The Human Body: Combustion Engine vs. Rainforest

Posted by: Prizewriter

The Human Body: Combustion Engine vs. Rainforest - 05/25/08 10:37 AM

AS I have recently mentioned, been doing some research on nutrition, especially with stuff from Inst. of Optimal Nutrition.

One of their Nutritionists said that around the time that time nutrition, as a modern science, came to be was around the time of the Industrial Revolution.

He said that nutritionists of the day compared the body to other areas of science at the time. In the age of the combustion engine, the body was compared to a machine i.e. give it fuel and it runs properly.

This analogy still exists today. We have all at some point talked about "burning off calories" or "burning off fat". The nutritionist argued that this idea as being bad way of looking at the body, as though it is like a car that "burns fuel".

He said it is better to consider the body to be considered an ecosystem (e.g. a rainforest). If something goes wrong (e.g. drought) this can have a serious impact on the rainforest. Parts of the ecosystem can die. Once water is restored to the rainforest, the ecosystem can work at getting itself back in functioning order.

The nutritionist argued that the danger of looking upon the body as a machine is that the body is a machine that you can put anything you want to because the furnace will "burn it off".

Fair enough, you can "burn" certain parts of food off. But what if the food has effects that can't be remedied by jogging?

As a simple example: You take a carbonated soft drink. You may be able to burn of the calories by physical exercise, but the acidity in the drink may damage your teeth. Exercise won't help with that.

This is the point he was making.

I think in some ways it is a valid point. I know I have equated eating whatever I fancied because I would "burn it off later". I didn't really think if their were other impacts of what I ate beyond the calorie/fat intake!

Just thought I would share this as it made me think about what I eat a bit more and the physical effects it has on me beyond what I see i.e. if I look in good shape or not.
Posted by: MattJ

Re: The Human Body: Combustion Engine vs. Rainforest - 05/25/08 11:02 AM

Good point PW. Sugar is my nemesis. Despite the rest of my diet being fairly clean, and getting plenty of exercise, I am constantly undoing it all by eating too much sweet stuff.

It is not just a matter of "burning it off".
Posted by: Kimo2007

Re: The Human Body: Combustion Engine vs. Rainforest - 05/25/08 11:09 AM

I actually posted something similar on another thread. The combustion engine analogy is a bit flawed bacause the human body is a chemical reaction, you change the chemicals you change the reaction.

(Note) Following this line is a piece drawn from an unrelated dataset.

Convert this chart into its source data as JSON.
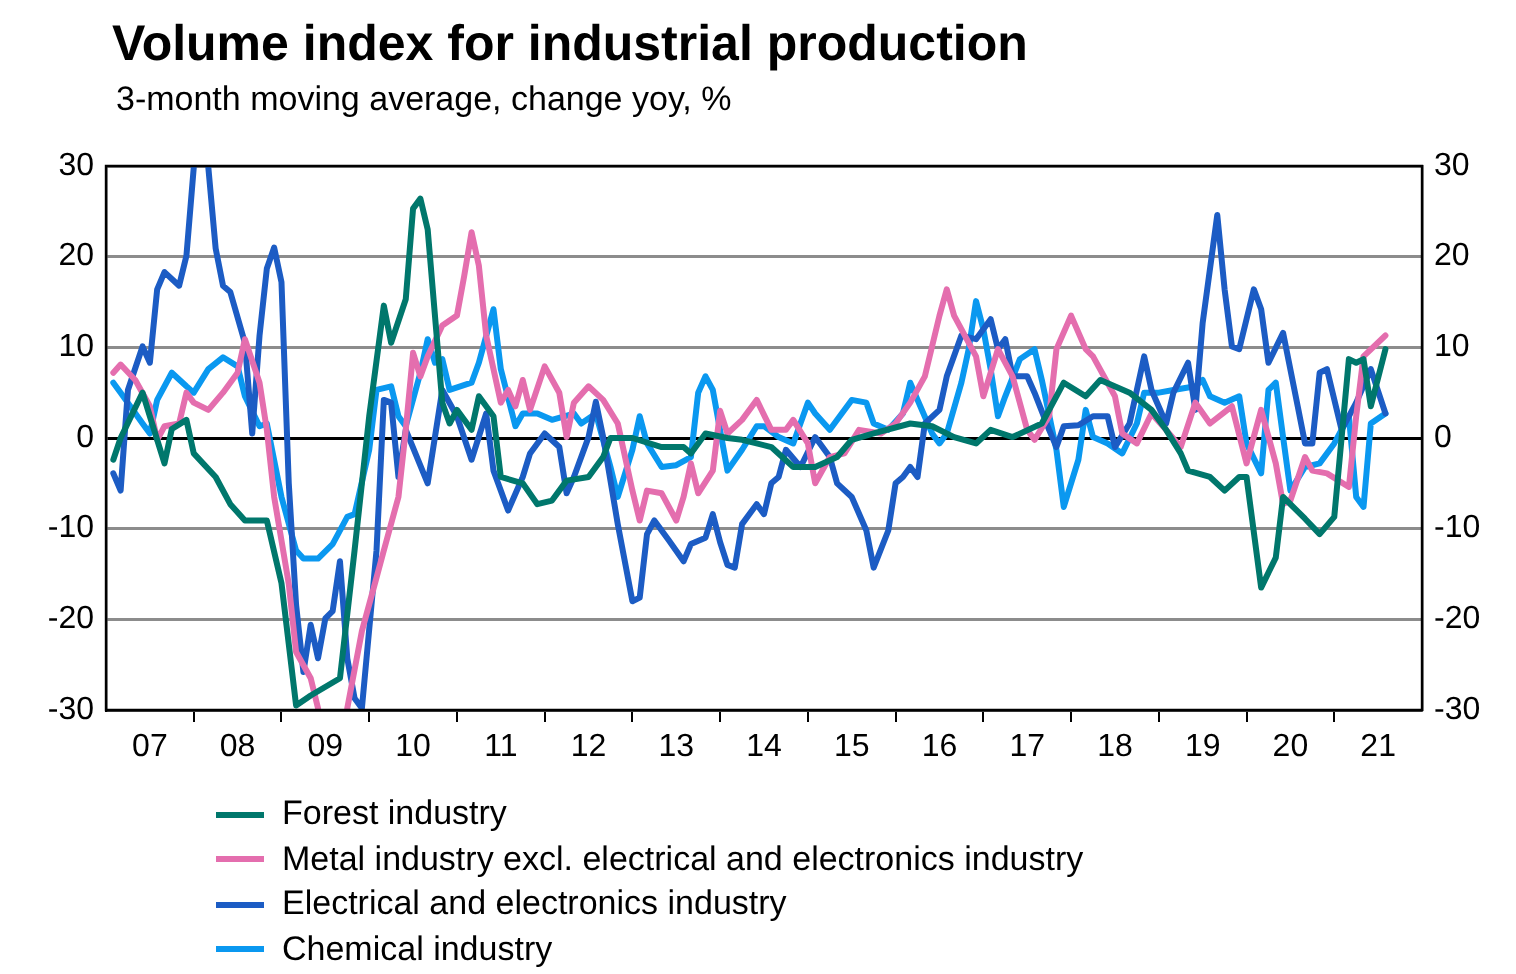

All food is not simply food, food is chemicals and that needs to be considered when you are looking for a particular result.

Case in point, it's impossible to gain fat, unless you consume carbs, the chemical reaction that causes the body to store fat cannot occur without the presense of carbs.

That said, there are many more factors involved in heath and well being, and it's not as simple as calories consumed, calories burned.

Bottom line is if you can eat things that grow and at one time walked or swam, you'll be fine. Once you stray into the world of processed foods, it's a whole new world out there.
Posted by: Cord

Re: The Human Body: Combustion Engine vs. Rainforest - 05/25/08 12:37 PM

I see the point, but I still think the analogy of the machine is most accurate. Also, we talk of 'burning' calories because that is how calorific content is measured- through thermal energy release. Also, as the body uses the energy from food, it also has a thermal reaction.

On the point of qualities outside of mere energy, I simply expand the machine/engine analogy to encompass quality of fuel. You dont put low octane petrol in a sports car,as it will effect performance; and contaminated fuel will block up your carb and cause the engine to stop working. Sound like anything else?
Posted by: Joe7987

Re: The Human Body: Combustion Engine vs. Rainfore - 06/16/08 06:40 PM

I think it's all just speculation and irrelevant. I'm not saying that your post is irrelevant, just this guys theory. Does it really matter whether our body is a rainforest or a combustion engine? Why don't we call it a computer program? We input food like we input data. If we put in correctly formatted data, we get proper output. If not, we get an error or worse, the blue screen of death.

Meh, doesn't matter.
Posted by: Kimo2007

Re: The Human Body: Combustion Engine vs. Rainfore - 06/16/08 07:58 PM

Analogies exist to help explain what would be otherwise difficult concepts to understand, so it's quiet relevent.

And a combustion engine is different then a rainforest, in important ways, that doesn't make an analogy wrong, they are "like" a concept not the concept itself so the will be inherent differences.